Liability Risks under MACRA and Value-Based Contracts

Physician services are reimbursed under Medicare Part B based upon a fee schedule that includes more than 7,000 separate services for office visits, surgical procedures, diagnostic tests and therapeutic procedures.

Until recently, physician fees were updated annually pursuant to a formula set forth in Section 1848 of the Social Security Act known as the sustainable growth rate (SGR). Each year, from 2003 through 2015, Congress acted to override rate reductions (the “doc fix”) as a result of decreased reimbursement and the threat of large payment cuts.

In order to replace the fee for service paradigm with a value-based system, MACRA (the Medicare Access and CHIP Reauthorization Act) was enacted in 2015.  MACRA repealed the SGR formula and replaced it with a new value-based reimbursement system that creates two tracks for rate adjustment based upon physician performance and quality: MIPS (the Merit-Based Incentive Payment System), which assesses performance based on a variety of categories that measure quality, advancing care information, improvement in health activities and cost, and APM’s (Advanced Alternative Payment Models), which provide bonus payments to physicians for the use of certified EHR technology, quality measurement, and level of financial risk.

Payment adjustments will take effect in 2019, based on data reported in 2017, and will be phased in over time.  Participating physicians will choose six applicable measures relevant to their practices from among 271 separate quality measures. Quality accounts for 60% of the physician’s final score; advancing care information constitutes 25% of the score; and improvement activities constitute 15% of the overall score. Physicians and other groups are also required to report four improvement activities (groups with fewer than 15 participants only need to complete two).
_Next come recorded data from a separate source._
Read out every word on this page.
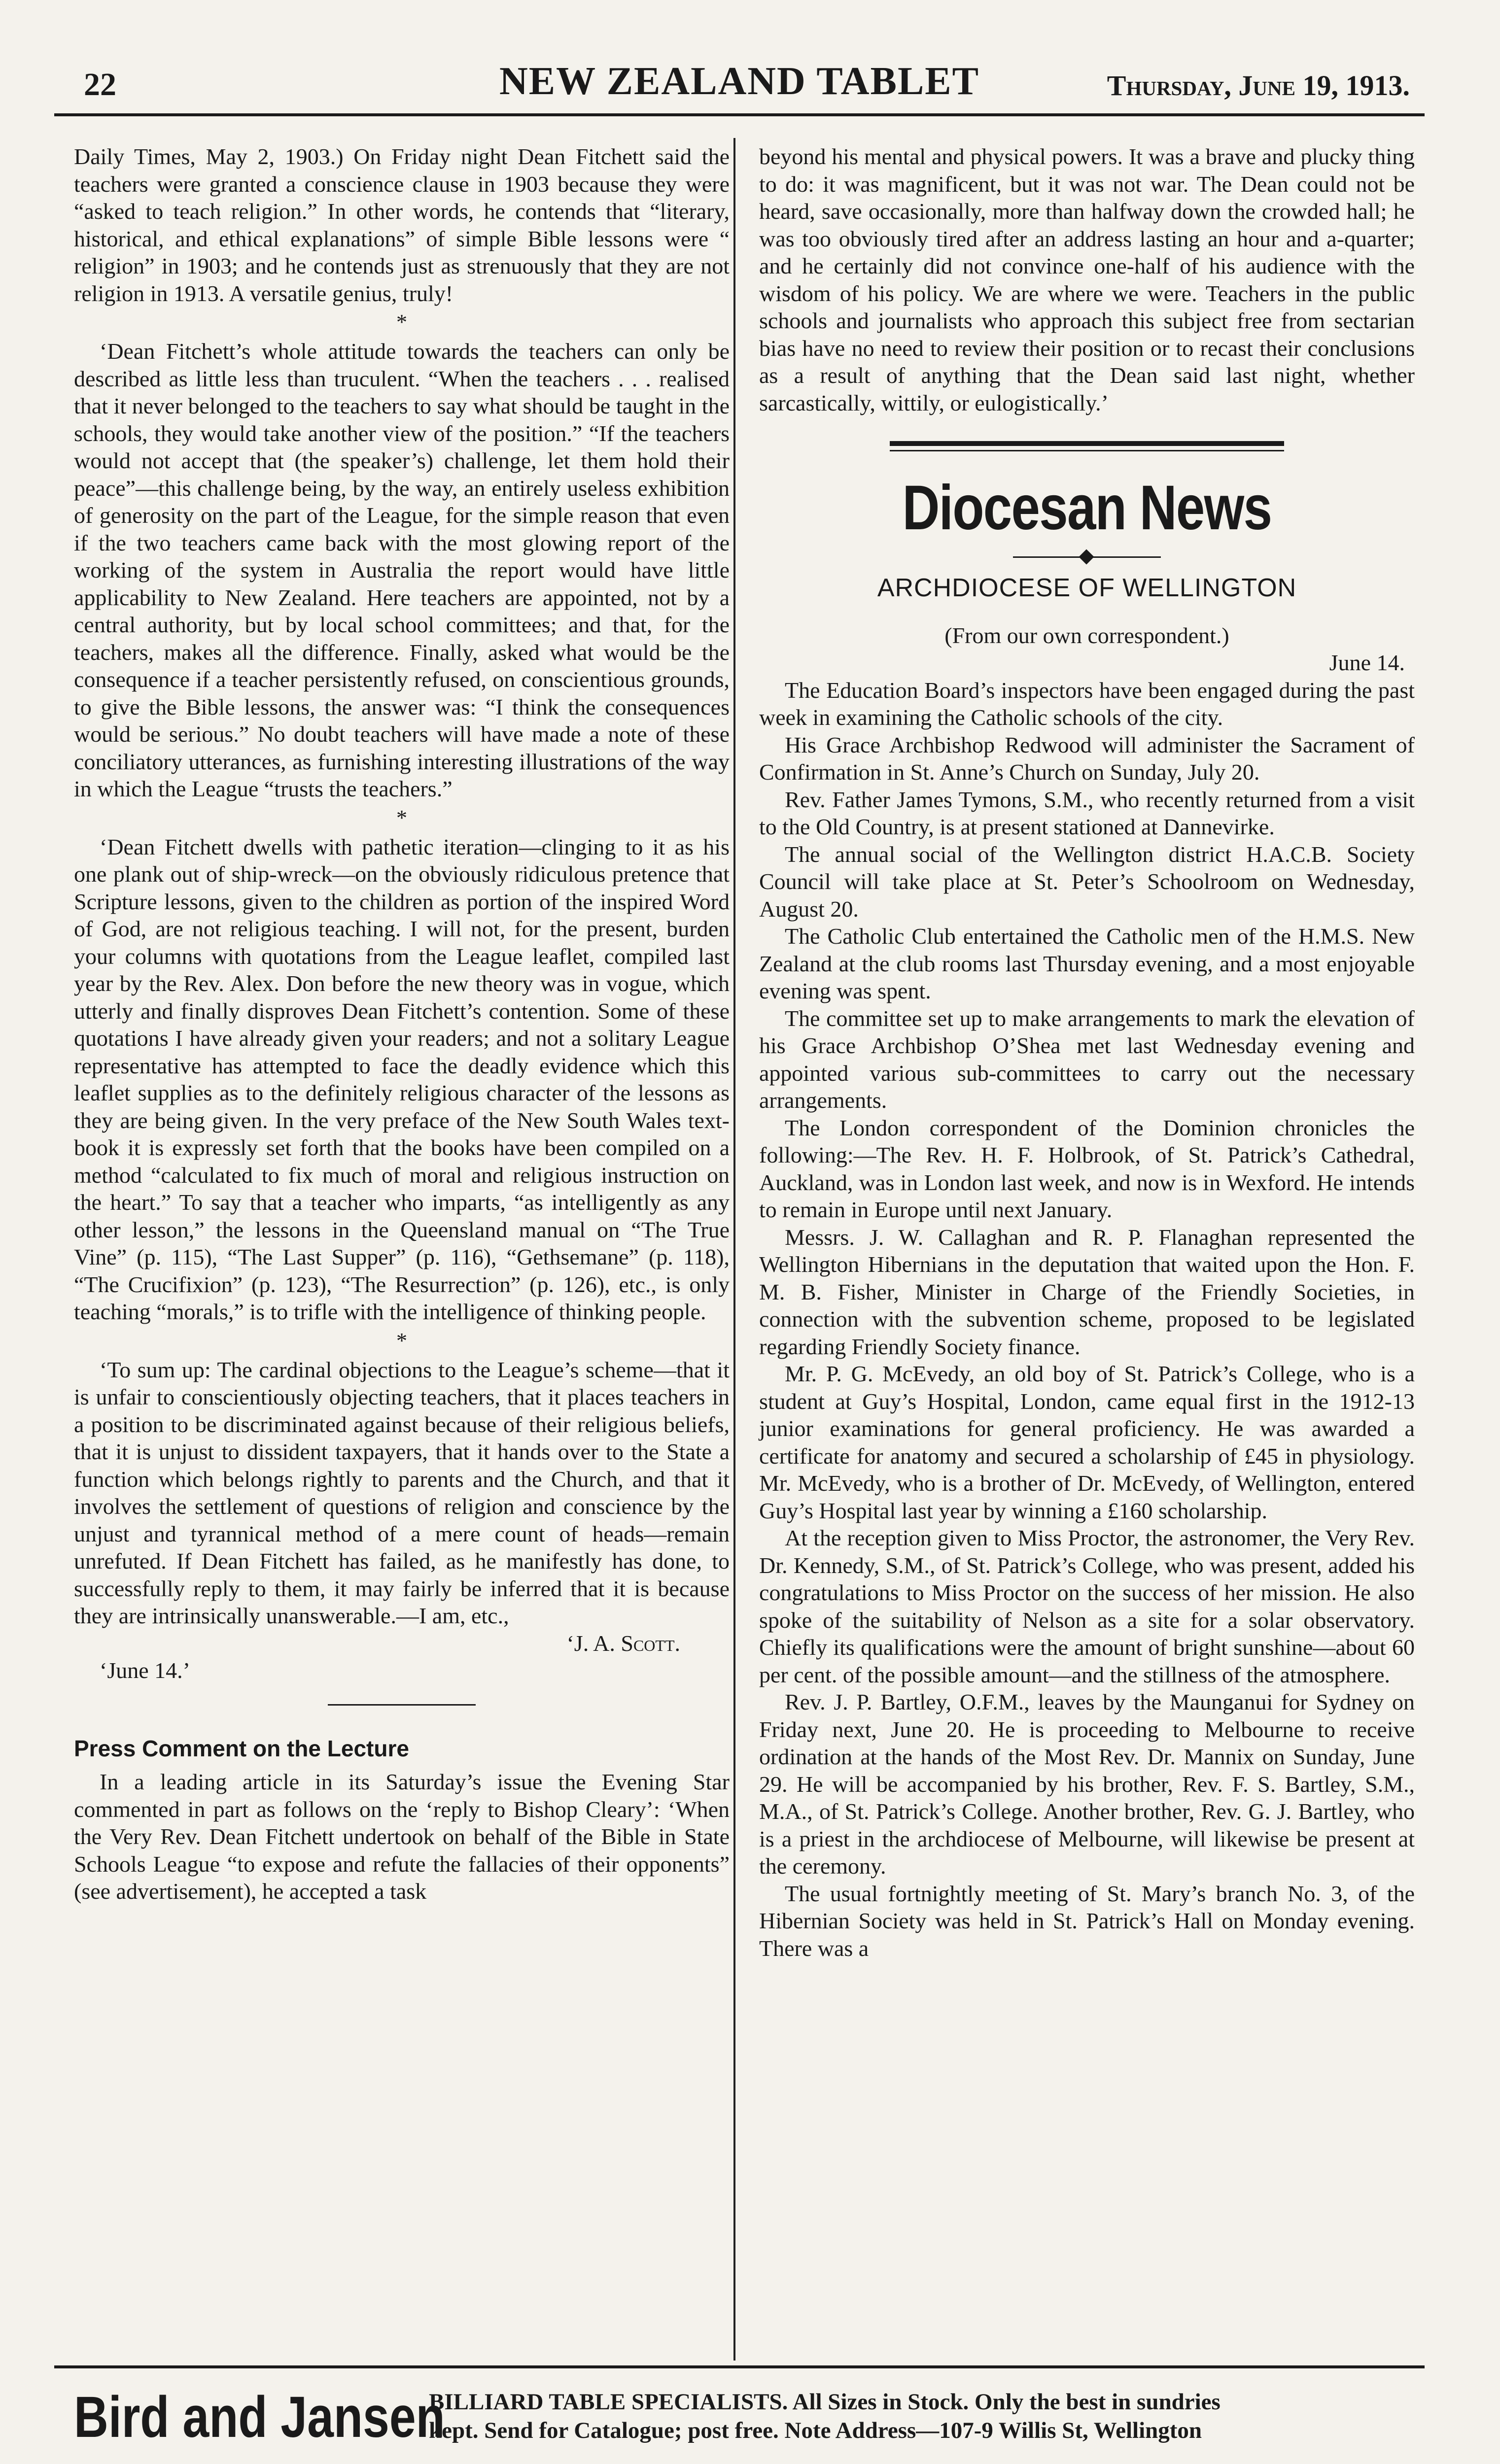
22	NEW ZEALAND TABLET	Thursday, June 19, 1913.

Daily Times, May 2, 1903.) On Friday night Dean Fitchett said the teachers were granted a conscience clause in 1903 because they were “asked to teach religion.” In other words, he contends that “literary, historical, and ethical explanations” of simple Bible lessons were “ religion” in 1903; and he contends just as strenuously that they are not religion in 1913. A versatile genius, truly!

*

‘Dean Fitchett’s whole attitude towards the teachers can only be described as little less than truculent. “When the teachers . . . realised that it never belonged to the teachers to say what should be taught in the schools, they would take another view of the position.” “If the teachers would not accept that (the speaker’s) challenge, let them hold their peace”—this challenge being, by the way, an entirely useless exhibition of generosity on the part of the League, for the simple reason that even if the two teachers came back with the most glowing report of the working of the system in Australia the report would have little applicability to New Zealand. Here teachers are appointed, not by a central authority, but by local school committees; and that, for the teachers, makes all the difference. Finally, asked what would be the consequence if a teacher persistently refused, on conscientious grounds, to give the Bible lessons, the answer was: “I think the consequences would be serious.” No doubt teachers will have made a note of these conciliatory utterances, as furnishing interesting illustrations of the way in which the League “trusts the teachers.”

*

‘Dean Fitchett dwells with pathetic iteration—clinging to it as his one plank out of ship-wreck—on the obviously ridiculous pretence that Scripture lessons, given to the children as portion of the inspired Word of God, are not religious teaching. I will not, for the present, burden your columns with quotations from the League leaflet, compiled last year by the Rev. Alex. Don before the new theory was in vogue, which utterly and finally disproves Dean Fitchett’s contention. Some of these quotations I have already given your readers; and not a solitary League representative has attempted to face the deadly evidence which this leaflet supplies as to the definitely religious character of the lessons as they are being given. In the very preface of the New South Wales text-book it is expressly set forth that the books have been compiled on a method “calculated to fix much of moral and religious instruction on the heart.” To say that a teacher who imparts, “as intelligently as any other lesson,” the lessons in the Queensland manual on “The True Vine” (p. 115), “The Last Supper” (p. 116), “Gethsemane” (p. 118), “The Crucifixion” (p. 123), “The Resurrection” (p. 126), etc., is only teaching “morals,” is to trifle with the intelligence of thinking people.

*

‘To sum up: The cardinal objections to the League’s scheme—that it is unfair to conscientiously objecting teachers, that it places teachers in a position to be discriminated against because of their religious beliefs, that it is unjust to dissident taxpayers, that it hands over to the State a function which belongs rightly to parents and the Church, and that it involves the settlement of questions of religion and conscience by the unjust and tyrannical method of a mere count of heads—remain unrefuted. If Dean Fitchett has failed, as he manifestly has done, to successfully reply to them, it may fairly be inferred that it is because they are intrinsically unanswerable.—I am, etc.,

‘J. A. Scott.

‘June 14.’

Press Comment on the Lecture

In a leading article in its Saturday’s issue the Evening Star commented in part as follows on the ‘reply to Bishop Cleary’: ‘When the Very Rev. Dean Fitchett undertook on behalf of the Bible in State Schools League “to expose and refute the fallacies of their opponents” (see advertisement), he accepted a task

beyond his mental and physical powers. It was a brave and plucky thing to do: it was magnificent, but it was not war. The Dean could not be heard, save occasionally, more than halfway down the crowded hall; he was too obviously tired after an address lasting an hour and a-quarter; and he certainly did not convince one-half of his audience with the wisdom of his policy. We are where we were. Teachers in the public schools and journalists who approach this subject free from sectarian bias have no need to review their position or to recast their conclusions as a result of anything that the Dean said last night, whether sarcastically, wittily, or eulogistically.’

Diocesan News
ARCHDIOCESE OF WELLINGTON

(From our own correspondent.)

June 14.

The Education Board’s inspectors have been engaged during the past week in examining the Catholic schools of the city.

His Grace Archbishop Redwood will administer the Sacrament of Confirmation in St. Anne’s Church on Sunday, July 20.

Rev. Father James Tymons, S.M., who recently returned from a visit to the Old Country, is at present stationed at Dannevirke.

The annual social of the Wellington district H.A.C.B. Society Council will take place at St. Peter’s Schoolroom on Wednesday, August 20.

The Catholic Club entertained the Catholic men of the H.M.S. New Zealand at the club rooms last Thursday evening, and a most enjoyable evening was spent.

The committee set up to make arrangements to mark the elevation of his Grace Archbishop O’Shea met last Wednesday evening and appointed various sub-committees to carry out the necessary arrangements.

The London correspondent of the Dominion chronicles the following:—The Rev. H. F. Holbrook, of St. Patrick’s Cathedral, Auckland, was in London last week, and now is in Wexford. He intends to remain in Europe until next January.

Messrs. J. W. Callaghan and R. P. Flanaghan represented the Wellington Hibernians in the deputation that waited upon the Hon. F. M. B. Fisher, Minister in Charge of the Friendly Societies, in connection with the subvention scheme, proposed to be legislated regarding Friendly Society finance.

Mr. P. G. McEvedy, an old boy of St. Patrick’s College, who is a student at Guy’s Hospital, London, came equal first in the 1912-13 junior examinations for general proficiency. He was awarded a certificate for anatomy and secured a scholarship of £45 in physiology. Mr. McEvedy, who is a brother of Dr. McEvedy, of Wellington, entered Guy’s Hospital last year by winning a £160 scholarship.

At the reception given to Miss Proctor, the astronomer, the Very Rev. Dr. Kennedy, S.M., of St. Patrick’s College, who was present, added his congratulations to Miss Proctor on the success of her mission. He also spoke of the suitability of Nelson as a site for a solar observatory. Chiefly its qualifications were the amount of bright sunshine—about 60 per cent. of the possible amount—and the stillness of the atmosphere.

Rev. J. P. Bartley, O.F.M., leaves by the Maunganui for Sydney on Friday next, June 20. He is proceeding to Melbourne to receive ordination at the hands of the Most Rev. Dr. Mannix on Sunday, June 29. He will be accompanied by his brother, Rev. F. S. Bartley, S.M., M.A., of St. Patrick’s College. Another brother, Rev. G. J. Bartley, who is a priest in the archdiocese of Melbourne, will likewise be present at the ceremony.

The usual fortnightly meeting of St. Mary’s branch No. 3, of the Hibernian Society was held in St. Patrick’s Hall on Monday evening. There was a

Bird and Jansen
BILLIARD TABLE SPECIALISTS. All Sizes in Stock. Only the best in sundries
kept. Send for Catalogue; post free. Note Address—107-9 Willis St, Wellington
Cost will be a reported measure beginning in 2018, but will not be factored into payment adjustments until 2020. The cost measure will include all Medicare Part A and B claims, beginning three days prior to hospital admissions and continuing through thirty days post discharge, and will be benchmarked against a risk-adjusted expected Medicare Spending Per Beneficiary Cost.

Physicians will receive a combined score that is weighted, based upon category of measured activity, and then combined into a Composite Score that will determine whether a payment adjustment will be made. Failure to participate in MIPS will result in a 4% reduction in reimbursement in 2019.

The administrative burdens of participation in MIPS are substantial, particularly for the small to medium sized practice, and solo practitioners, who are already struggling to upgrade existing EHR technology.  Moreover, the value-based payment methodology has the potential to create new and additional risks for physician providers, including Fraud and Abuse, False Claims, HIPAA/HITECH violations and medical liability.

The OIG recently released a study of potential liability issues regarding MIPS implementation, highlighting concerns about: 1) whether IT systems necessary to support data submission would be completed on time; and 2) whether clinicians have sufficient information to ensure their ability to meet reporting requirements. OIG also reviewed whether CMS had developed and implemented a comprehensive integrity plan for the quality payment program, noting continuing concern about whether the system is vulnerable to the submission of inaccurate data.

It is unclear whether potential errors in the submission of multiple new quality measures will be viewed by the government as improperly submitted claims.  Moreover, the quality payment program may require modifications to the Stark and Anti-Kickback statutes, which were designed to prevent overutilization in a fee for service environment, the risk of which is largely mitigated in alternative payment models that reward value and outcomes.

From a medical professional liability standpoint, there is a risk that quality payment program guidelines may be relied upon in litigation to either: 1) demonstrate compliance, or failure to comply, with quality assessments in an underlying incident; or 2) demonstrate whether the standard of care has been met.

Pennsylvania courts have already had occasion to rule on whether general practice guidelines are relevant and admissible. In 1992, the Pennsylvania Supreme Court affirmed a trial court ruling admitting two medical guidelines in Levine v. Rosen, 616 A.2d 623, 628 (Pa. 1992). If relevant and authenticated by an expert, they are likely to be admitted in a malpractice case.

Anticipating the use of quality program guidelines in malpractice litigation, MACRA provides, in pertinent part, that “the development, recognition or implementation of any guidelines or other standard under any Federal health care provision shall not be construed to establish the standard of duty of care owed by a health care provider to a patient in any medical malpractice or medical product liability action or claim.”  MACRA, Section 106(d)(1). This provision, however, does not prohibit quality program standards from being offered as evidence in establishing the standard of care.  Conversely, compliance with quality program standards cannot confer immunity from medical liability.  Physicians should expect to see quality program standards being offered as evidence of the standard of care.

Importantly, physicians should take care to document situations where their treatment deviates from quality program guidelines, in order to prevent the failure to follow guidelines from being used to establish a deviation from the standard of care. Clinicians should be familiar with the Clinical Recommendation Statements that accompany Quality Payment Program Measures that they have selected in their practice.